This is the problem that Microsoft Research's Graph RAG paper (Edge et al., 2024) identified and addressed. When your questions are fundamentally about relationships, themes, and structure rather than specific facts, you need a retrieval system that understands the relational structure of your corpus - not just the semantic proximity of individual passages.

Standard RAG stores documents as independent chunks and retrieves them based on pairwise similarity to a query.

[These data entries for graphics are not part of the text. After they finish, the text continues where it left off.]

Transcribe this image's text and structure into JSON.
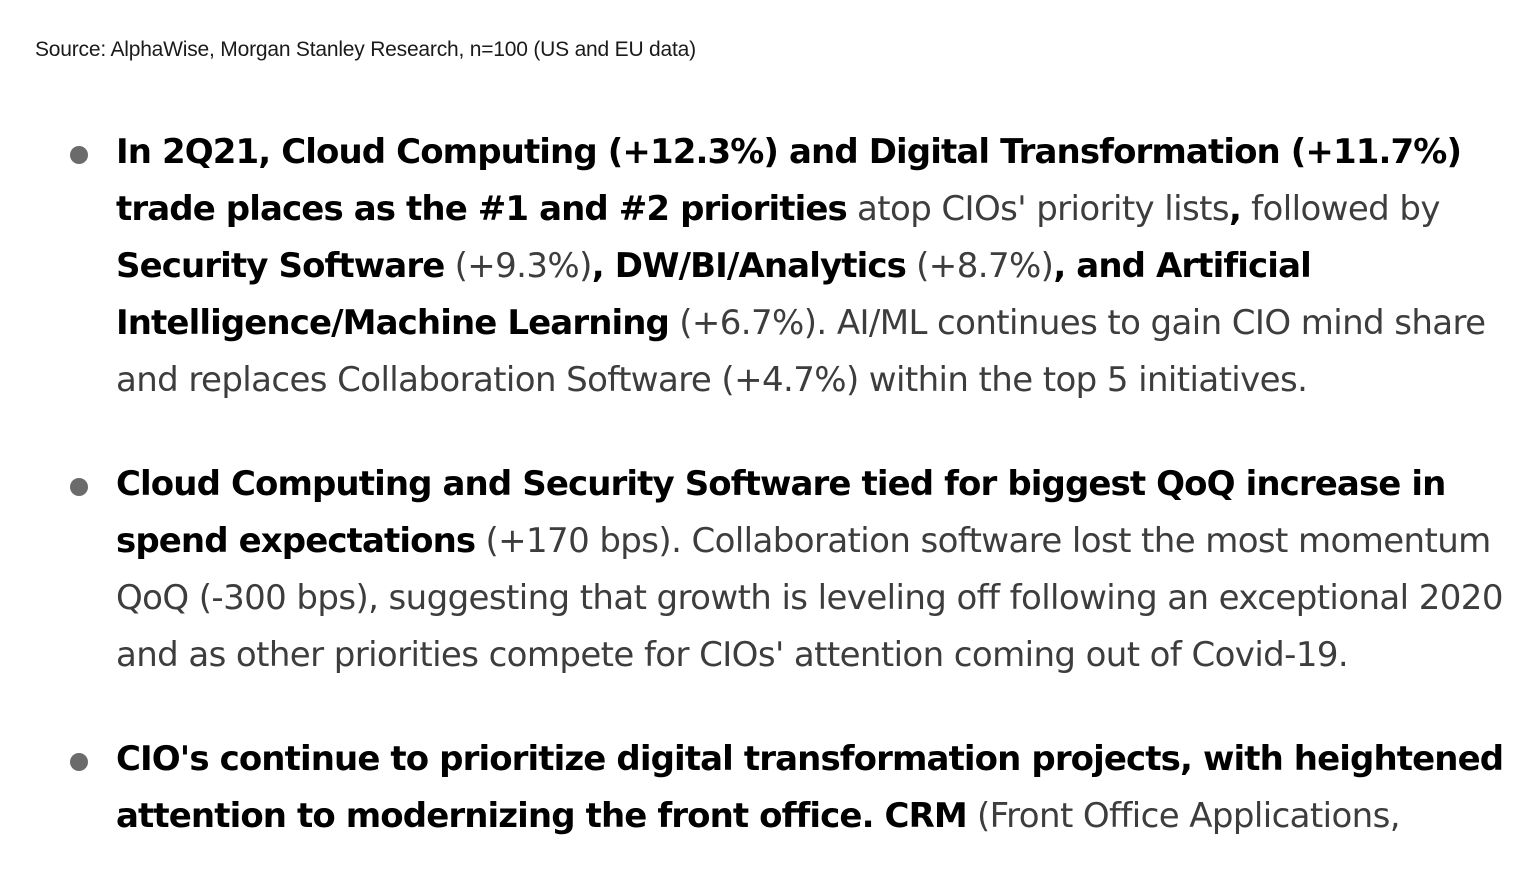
{
  "source": "Source: AlphaWise, Morgan Stanley Research, n=100 (US and EU data)",
  "bullets": [
    {
      "segments": [
        {
          "text": "In 2Q21, Cloud Computing (+12.3%) and Digital Transformation (+11.7%) trade places as the #1 and #2 priorities",
          "bold": true
        },
        {
          "text": " atop CIOs' priority lists",
          "bold": false
        },
        {
          "text": ",",
          "bold": true
        },
        {
          "text": " followed by ",
          "bold": false
        },
        {
          "text": "Security Software",
          "bold": true
        },
        {
          "text": " (+9.3%)",
          "bold": false
        },
        {
          "text": ", DW/BI/Analytics",
          "bold": true
        },
        {
          "text": " (+8.7%)",
          "bold": false
        },
        {
          "text": ", and Artificial Intelligence/Machine Learning",
          "bold": true
        },
        {
          "text": " (+6.7%). AI/ML continues to gain CIO mind share and replaces Collaboration Software (+4.7%) within the top 5 initiatives.",
          "bold": false
        }
      ]
    },
    {
      "segments": [
        {
          "text": "Cloud Computing and Security Software tied for biggest QoQ increase in spend expectations",
          "bold": true
        },
        {
          "text": " (+170 bps). Collaboration software lost the most momentum QoQ (-300 bps), suggesting that growth is leveling off following an exceptional 2020 and as other priorities compete for CIOs' attention coming out of Covid-19.",
          "bold": false
        }
      ]
    },
    {
      "segments": [
        {
          "text": "CIO's continue to prioritize digital transformation projects, with heightened attention to modernizing the front office. CRM",
          "bold": true
        },
        {
          "text": " (Front Office Applications,",
          "bold": false
        }
      ]
    }
  ]
}
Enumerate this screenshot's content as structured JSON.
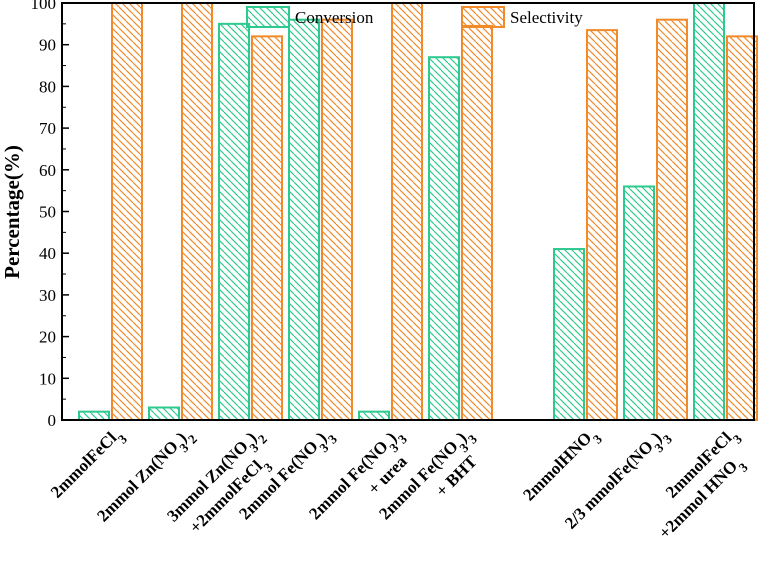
{
  "chart_data": {
    "type": "bar",
    "title": "",
    "xlabel": "",
    "ylabel": "Percentage(%)",
    "ylim": [
      0,
      100
    ],
    "yticks": [
      0,
      10,
      20,
      30,
      40,
      50,
      60,
      70,
      80,
      90,
      100
    ],
    "ytick_labels": [
      "0",
      "10",
      "20",
      "30",
      "40",
      "50",
      "60",
      "70",
      "80",
      "90",
      "100"
    ],
    "grid": false,
    "legend_position": "top-center",
    "categories": [
      {
        "label": "2mmolFeCl3",
        "parts": [
          [
            "2mmolFeCl",
            ""
          ],
          [
            "3",
            "sub"
          ]
        ],
        "line2": []
      },
      {
        "label": "2mmol Zn(NO3)2",
        "parts": [
          [
            "2mmol Zn(NO",
            ""
          ],
          [
            "3",
            "sub"
          ],
          [
            ")",
            ""
          ],
          [
            "2",
            "sub"
          ]
        ],
        "line2": []
      },
      {
        "label": "3mmol Zn(NO3)2 +2mmolFeCl3",
        "parts": [
          [
            "3mmol Zn(NO",
            ""
          ],
          [
            "3",
            "sub"
          ],
          [
            ")",
            ""
          ],
          [
            "2",
            "sub"
          ]
        ],
        "line2": [
          [
            "+2mmolFeCl",
            ""
          ],
          [
            "3",
            "sub"
          ]
        ]
      },
      {
        "label": "2mmol Fe(NO3)3",
        "parts": [
          [
            "2mmol Fe(NO",
            ""
          ],
          [
            "3",
            "sub"
          ],
          [
            ")",
            ""
          ],
          [
            "3",
            "sub"
          ]
        ],
        "line2": []
      },
      {
        "label": "2mmol Fe(NO3)3 + urea",
        "parts": [
          [
            "2mmol Fe(NO",
            ""
          ],
          [
            "3",
            "sub"
          ],
          [
            ")",
            ""
          ],
          [
            "3",
            "sub"
          ]
        ],
        "line2": [
          [
            "+ urea",
            ""
          ]
        ]
      },
      {
        "label": "2mmol Fe(NO3)3 + BHT",
        "parts": [
          [
            "2mmol Fe(NO",
            ""
          ],
          [
            "3",
            "sub"
          ],
          [
            ")",
            ""
          ],
          [
            "3",
            "sub"
          ]
        ],
        "line2": [
          [
            "+ BHT",
            ""
          ]
        ]
      },
      {
        "label": "2mmolHNO3",
        "parts": [
          [
            "2mmolHNO",
            ""
          ],
          [
            "3",
            "sub"
          ]
        ],
        "line2": []
      },
      {
        "label": "2/3 mmolFe(NO3)3",
        "parts": [
          [
            "2/3 mmolFe(NO",
            ""
          ],
          [
            "3",
            "sub"
          ],
          [
            ")",
            ""
          ],
          [
            "3",
            "sub"
          ]
        ],
        "line2": []
      },
      {
        "label": "2mmolFeCl3 +2mmol HNO3",
        "parts": [
          [
            "2mmolFeCl",
            ""
          ],
          [
            "3",
            "sub"
          ]
        ],
        "line2": [
          [
            "+2mmol HNO",
            ""
          ],
          [
            "3",
            "sub"
          ]
        ]
      }
    ],
    "series": [
      {
        "name": "Conversion",
        "color": "#2ec98f",
        "hatch": "backslash",
        "values": [
          2,
          3,
          95,
          96,
          2,
          87,
          41,
          56,
          100
        ]
      },
      {
        "name": "Selectivity",
        "color": "#f08a2a",
        "hatch": "backslash",
        "values": [
          100,
          100,
          92,
          96,
          100,
          94.5,
          93.5,
          96,
          92
        ]
      }
    ]
  }
}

This is excellent for "find the most similar passage to this question." It is structurally incapable of:

  1. Global summarization: "What are the main themes across all our documents?" - Requires understanding the whole corpus.

  2. Multi-hop reasoning: "Which researchers collaborated with Alice, and what topics did they publish on?" - Requires traversing entity relationships.

  3. Relationship queries: "What are all the drugs that interact with compound X?" - Requires knowing that Drug A mentions compound X, Drug B mentions compound X, and their interaction profiles.

  4. Community-level questions: "What controversies surround topic Y across the literature?" - Requires understanding the discourse structure, not just finding passages about Y.

Vector search is a proximity search in semantic space. It cannot follow graph edges.

Historical Context: Knowledge Graphs in NLP

Knowledge graphs - structured representations of entities and relationships - have been central to NLP since the early 2000s. Freebase (2006), DBpedia (2007), Wikidata (2012), and Google's Knowledge Graph (2012) demonstrated that structured entity-relationship databases enabled more precise semantic queries than unstructured text search.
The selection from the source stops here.